Redesigned the arm piece. Rather than 2 fixed loops I made it out of one really long loop with a hitch that slides up and down to adjust width of the area where your elbow goes in the draw position and a taut line hitch at the end to adjust size. Waaay more stream line and easier to manage. Also because it flatter and has less knots, the distribution of weight is more spread out and it makes it more comfy 
If you rule out the failed designs, this can be made for no more than $15 and can be assembled in less than a day. I'm certainly going to mass produce these for people at my range, and for people on line here! If you want one feel free to PM me. Can't start producing more just yet though, give me a week.


----------



## hoytshooter15 (Aug 13, 2012)

Made final product.

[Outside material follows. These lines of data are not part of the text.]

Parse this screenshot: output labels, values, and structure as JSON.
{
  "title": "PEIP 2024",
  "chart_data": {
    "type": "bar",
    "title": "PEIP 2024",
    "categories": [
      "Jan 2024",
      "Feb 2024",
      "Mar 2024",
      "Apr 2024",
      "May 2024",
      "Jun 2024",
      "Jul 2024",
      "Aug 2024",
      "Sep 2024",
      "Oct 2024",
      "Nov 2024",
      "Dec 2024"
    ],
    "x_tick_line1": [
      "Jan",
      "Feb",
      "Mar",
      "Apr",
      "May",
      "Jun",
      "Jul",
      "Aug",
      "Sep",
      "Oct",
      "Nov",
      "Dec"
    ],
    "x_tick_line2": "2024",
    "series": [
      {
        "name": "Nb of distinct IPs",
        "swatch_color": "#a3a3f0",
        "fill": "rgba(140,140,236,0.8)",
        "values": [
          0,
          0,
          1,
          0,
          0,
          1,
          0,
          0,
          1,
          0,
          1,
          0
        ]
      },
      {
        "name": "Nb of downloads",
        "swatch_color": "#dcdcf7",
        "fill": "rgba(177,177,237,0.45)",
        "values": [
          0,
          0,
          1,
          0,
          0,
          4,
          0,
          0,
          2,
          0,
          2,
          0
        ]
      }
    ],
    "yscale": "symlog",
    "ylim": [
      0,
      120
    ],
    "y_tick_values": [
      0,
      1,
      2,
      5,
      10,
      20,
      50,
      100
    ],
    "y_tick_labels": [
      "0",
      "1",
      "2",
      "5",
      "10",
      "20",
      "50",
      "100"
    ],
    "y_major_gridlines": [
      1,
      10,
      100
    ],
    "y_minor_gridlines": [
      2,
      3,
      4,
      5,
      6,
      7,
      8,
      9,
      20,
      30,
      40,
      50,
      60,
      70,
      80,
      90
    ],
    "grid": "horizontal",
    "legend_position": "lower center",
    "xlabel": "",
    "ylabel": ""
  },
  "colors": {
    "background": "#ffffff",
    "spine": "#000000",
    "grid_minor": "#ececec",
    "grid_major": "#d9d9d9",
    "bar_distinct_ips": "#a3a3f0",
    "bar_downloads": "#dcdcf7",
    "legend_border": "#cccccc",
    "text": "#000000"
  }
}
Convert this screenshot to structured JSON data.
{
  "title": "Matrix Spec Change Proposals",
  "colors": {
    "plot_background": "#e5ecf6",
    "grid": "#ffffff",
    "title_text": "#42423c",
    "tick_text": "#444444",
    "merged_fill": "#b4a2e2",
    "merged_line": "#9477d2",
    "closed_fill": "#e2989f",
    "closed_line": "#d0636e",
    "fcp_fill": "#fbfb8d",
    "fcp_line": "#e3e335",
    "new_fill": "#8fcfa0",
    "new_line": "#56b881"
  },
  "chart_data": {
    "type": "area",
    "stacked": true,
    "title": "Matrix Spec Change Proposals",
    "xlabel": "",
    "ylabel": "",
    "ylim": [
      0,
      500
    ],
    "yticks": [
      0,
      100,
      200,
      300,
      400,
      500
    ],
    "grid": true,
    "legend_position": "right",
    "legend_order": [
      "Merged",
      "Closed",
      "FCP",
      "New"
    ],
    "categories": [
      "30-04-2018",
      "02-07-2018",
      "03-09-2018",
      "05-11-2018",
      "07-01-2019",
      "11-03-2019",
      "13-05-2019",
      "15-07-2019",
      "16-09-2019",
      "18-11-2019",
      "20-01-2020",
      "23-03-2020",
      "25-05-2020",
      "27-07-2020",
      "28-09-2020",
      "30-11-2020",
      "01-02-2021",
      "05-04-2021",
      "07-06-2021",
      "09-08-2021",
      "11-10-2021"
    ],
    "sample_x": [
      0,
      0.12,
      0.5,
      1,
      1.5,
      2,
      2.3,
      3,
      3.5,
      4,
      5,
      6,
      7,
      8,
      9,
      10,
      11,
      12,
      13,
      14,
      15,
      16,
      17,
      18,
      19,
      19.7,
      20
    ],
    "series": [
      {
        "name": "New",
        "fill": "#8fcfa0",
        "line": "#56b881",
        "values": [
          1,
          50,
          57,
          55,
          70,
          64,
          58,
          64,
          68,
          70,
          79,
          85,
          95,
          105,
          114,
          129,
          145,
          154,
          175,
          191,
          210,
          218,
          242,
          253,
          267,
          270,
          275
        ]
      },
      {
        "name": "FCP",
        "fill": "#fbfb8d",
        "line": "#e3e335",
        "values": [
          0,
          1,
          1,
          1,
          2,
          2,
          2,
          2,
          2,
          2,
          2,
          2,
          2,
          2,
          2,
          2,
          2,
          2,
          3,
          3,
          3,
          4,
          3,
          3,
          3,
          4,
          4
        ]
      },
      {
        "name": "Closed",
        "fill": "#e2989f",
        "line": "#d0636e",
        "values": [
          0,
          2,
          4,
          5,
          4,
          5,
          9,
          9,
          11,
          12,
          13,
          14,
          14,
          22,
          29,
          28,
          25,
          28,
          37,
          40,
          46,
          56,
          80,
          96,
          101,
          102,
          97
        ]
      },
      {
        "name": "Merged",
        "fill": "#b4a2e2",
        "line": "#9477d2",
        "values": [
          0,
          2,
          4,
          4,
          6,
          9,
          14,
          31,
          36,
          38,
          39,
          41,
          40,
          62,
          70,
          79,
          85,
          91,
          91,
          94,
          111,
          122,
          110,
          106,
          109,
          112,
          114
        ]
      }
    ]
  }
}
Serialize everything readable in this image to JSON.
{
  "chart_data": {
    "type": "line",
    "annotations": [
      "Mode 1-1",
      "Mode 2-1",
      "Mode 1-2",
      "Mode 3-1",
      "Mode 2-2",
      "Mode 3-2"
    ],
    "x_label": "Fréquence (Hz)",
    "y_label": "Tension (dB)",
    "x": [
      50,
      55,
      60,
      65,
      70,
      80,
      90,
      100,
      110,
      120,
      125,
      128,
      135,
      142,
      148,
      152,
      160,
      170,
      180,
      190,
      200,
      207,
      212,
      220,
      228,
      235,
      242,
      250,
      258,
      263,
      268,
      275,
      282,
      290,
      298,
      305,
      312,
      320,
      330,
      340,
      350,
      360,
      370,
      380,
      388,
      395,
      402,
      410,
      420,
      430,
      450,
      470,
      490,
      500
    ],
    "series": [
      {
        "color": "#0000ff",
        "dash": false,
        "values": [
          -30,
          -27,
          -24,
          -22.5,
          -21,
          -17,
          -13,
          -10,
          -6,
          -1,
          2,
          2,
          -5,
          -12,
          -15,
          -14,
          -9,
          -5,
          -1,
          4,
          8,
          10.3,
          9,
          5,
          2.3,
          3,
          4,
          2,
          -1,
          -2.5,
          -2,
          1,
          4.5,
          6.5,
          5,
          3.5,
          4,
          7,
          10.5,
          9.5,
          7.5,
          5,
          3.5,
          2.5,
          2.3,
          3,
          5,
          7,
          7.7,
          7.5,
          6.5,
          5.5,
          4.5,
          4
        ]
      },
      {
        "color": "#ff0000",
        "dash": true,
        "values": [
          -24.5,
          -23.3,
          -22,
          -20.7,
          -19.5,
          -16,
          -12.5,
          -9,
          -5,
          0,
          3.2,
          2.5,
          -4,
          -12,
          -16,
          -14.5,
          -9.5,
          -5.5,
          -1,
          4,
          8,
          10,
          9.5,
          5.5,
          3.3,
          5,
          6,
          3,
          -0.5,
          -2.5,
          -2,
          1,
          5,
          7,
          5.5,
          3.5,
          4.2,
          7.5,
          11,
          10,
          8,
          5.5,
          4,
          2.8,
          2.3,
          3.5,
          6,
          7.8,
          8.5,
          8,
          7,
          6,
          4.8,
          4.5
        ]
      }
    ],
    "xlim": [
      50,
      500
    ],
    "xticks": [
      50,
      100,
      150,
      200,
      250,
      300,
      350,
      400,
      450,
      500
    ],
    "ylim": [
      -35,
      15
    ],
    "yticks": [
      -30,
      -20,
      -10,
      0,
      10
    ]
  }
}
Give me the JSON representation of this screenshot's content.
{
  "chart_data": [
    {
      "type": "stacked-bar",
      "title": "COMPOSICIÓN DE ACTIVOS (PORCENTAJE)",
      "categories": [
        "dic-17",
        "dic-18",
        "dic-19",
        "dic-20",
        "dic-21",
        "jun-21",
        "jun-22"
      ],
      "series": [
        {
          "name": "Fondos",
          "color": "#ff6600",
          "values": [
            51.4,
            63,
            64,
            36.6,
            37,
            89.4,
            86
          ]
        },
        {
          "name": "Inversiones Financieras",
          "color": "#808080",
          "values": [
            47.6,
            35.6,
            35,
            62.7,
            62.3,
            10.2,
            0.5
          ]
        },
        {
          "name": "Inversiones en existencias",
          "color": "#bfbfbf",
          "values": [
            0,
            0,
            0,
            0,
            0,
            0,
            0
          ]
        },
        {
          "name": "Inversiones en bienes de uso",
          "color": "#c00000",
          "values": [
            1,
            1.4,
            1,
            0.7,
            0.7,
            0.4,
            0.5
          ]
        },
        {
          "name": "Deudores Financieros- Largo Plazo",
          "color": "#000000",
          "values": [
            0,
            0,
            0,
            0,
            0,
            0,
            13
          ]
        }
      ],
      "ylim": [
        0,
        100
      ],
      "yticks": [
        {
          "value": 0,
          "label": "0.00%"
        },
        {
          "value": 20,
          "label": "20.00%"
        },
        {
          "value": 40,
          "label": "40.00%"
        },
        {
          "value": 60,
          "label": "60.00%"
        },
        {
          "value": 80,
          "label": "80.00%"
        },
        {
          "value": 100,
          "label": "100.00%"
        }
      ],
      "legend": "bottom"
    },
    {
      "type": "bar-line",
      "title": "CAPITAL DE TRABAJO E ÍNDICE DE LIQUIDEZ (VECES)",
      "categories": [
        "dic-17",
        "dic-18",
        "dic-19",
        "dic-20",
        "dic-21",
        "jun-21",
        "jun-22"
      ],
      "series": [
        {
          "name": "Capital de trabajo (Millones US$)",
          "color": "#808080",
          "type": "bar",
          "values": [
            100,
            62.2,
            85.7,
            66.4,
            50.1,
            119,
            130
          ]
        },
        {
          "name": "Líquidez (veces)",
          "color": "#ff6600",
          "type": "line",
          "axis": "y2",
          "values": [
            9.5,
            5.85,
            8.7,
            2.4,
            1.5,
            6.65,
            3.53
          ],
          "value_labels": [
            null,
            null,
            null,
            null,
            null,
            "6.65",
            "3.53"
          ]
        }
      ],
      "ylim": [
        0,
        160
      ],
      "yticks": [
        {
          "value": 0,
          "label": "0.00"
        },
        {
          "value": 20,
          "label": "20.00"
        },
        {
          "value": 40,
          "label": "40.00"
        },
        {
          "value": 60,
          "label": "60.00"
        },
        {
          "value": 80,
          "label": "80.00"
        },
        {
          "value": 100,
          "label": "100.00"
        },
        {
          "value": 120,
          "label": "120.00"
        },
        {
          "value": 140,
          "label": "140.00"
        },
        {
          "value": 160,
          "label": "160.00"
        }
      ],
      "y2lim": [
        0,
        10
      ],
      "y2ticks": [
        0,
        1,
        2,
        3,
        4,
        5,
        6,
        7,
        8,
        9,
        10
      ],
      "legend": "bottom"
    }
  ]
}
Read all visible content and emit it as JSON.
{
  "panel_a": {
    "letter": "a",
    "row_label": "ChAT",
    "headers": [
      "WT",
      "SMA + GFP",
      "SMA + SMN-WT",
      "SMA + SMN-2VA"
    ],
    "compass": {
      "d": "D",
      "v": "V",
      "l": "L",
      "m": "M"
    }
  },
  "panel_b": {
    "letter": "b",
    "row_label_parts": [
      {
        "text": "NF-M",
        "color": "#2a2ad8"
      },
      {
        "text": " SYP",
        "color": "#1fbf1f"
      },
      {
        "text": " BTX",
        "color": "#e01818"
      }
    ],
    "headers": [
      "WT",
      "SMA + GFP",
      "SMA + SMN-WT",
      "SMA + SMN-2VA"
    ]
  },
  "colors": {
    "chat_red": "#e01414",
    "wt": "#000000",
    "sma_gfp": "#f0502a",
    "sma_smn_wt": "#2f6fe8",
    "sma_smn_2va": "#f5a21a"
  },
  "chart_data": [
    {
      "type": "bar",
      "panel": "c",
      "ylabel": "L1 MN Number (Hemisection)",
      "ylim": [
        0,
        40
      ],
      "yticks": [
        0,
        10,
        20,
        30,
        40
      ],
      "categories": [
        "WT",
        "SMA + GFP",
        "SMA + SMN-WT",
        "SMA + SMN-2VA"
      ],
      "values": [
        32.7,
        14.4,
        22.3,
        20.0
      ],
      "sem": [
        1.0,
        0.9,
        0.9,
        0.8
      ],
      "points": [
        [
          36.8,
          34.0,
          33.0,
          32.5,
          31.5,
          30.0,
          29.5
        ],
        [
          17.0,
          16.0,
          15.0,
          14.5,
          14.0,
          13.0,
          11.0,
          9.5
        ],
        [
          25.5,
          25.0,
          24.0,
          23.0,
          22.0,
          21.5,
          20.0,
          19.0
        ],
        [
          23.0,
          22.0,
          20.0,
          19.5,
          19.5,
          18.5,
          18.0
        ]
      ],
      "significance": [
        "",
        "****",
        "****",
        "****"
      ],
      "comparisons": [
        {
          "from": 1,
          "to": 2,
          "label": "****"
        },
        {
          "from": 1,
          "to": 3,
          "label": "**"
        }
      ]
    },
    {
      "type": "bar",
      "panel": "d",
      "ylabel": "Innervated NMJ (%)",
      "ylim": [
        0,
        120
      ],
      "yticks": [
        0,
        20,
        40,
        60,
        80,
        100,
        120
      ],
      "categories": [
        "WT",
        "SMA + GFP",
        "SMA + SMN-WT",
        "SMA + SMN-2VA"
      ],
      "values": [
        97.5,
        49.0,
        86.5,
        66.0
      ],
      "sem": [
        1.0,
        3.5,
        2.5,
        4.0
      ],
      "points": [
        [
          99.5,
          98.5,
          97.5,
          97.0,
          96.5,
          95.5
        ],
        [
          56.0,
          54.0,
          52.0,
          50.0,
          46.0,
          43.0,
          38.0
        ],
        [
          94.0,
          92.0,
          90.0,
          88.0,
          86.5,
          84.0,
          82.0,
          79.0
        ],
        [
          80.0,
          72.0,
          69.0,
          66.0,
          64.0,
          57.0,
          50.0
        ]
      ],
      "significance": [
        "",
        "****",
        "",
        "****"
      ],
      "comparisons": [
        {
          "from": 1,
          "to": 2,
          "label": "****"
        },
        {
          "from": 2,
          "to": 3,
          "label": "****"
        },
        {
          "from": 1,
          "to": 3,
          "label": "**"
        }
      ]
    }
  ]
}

I like it. Patent pending now! No one can steal it hahaha


----------



## Nhines3711 (Apr 16, 2019)

Curious what the final product looks like?


----------



## Soo Jit (Aug 12, 2007)

https://www.youtube.com/watch?v=WZAGVTIH7HE&t=27s


----------



## Nhines3711 (Apr 16, 2019)

Thanks, I had just found that video last night after I left the comment. That seems, easy enough to make.


----------



## TER (Jul 5, 2003)

Nhines3711 said:


> Curious what the final product looks like?


hoytshooter15 is unlikely to respond because he hasn't visited this forum in nearly 5 years.


----------



## zqcolor (Sep 1, 2019)

Soo Jit said:


> https://www.youtube.com/watch?v=WZAGVTIH7HE&t=27s


Thanks for the link of video, will try to make one


----------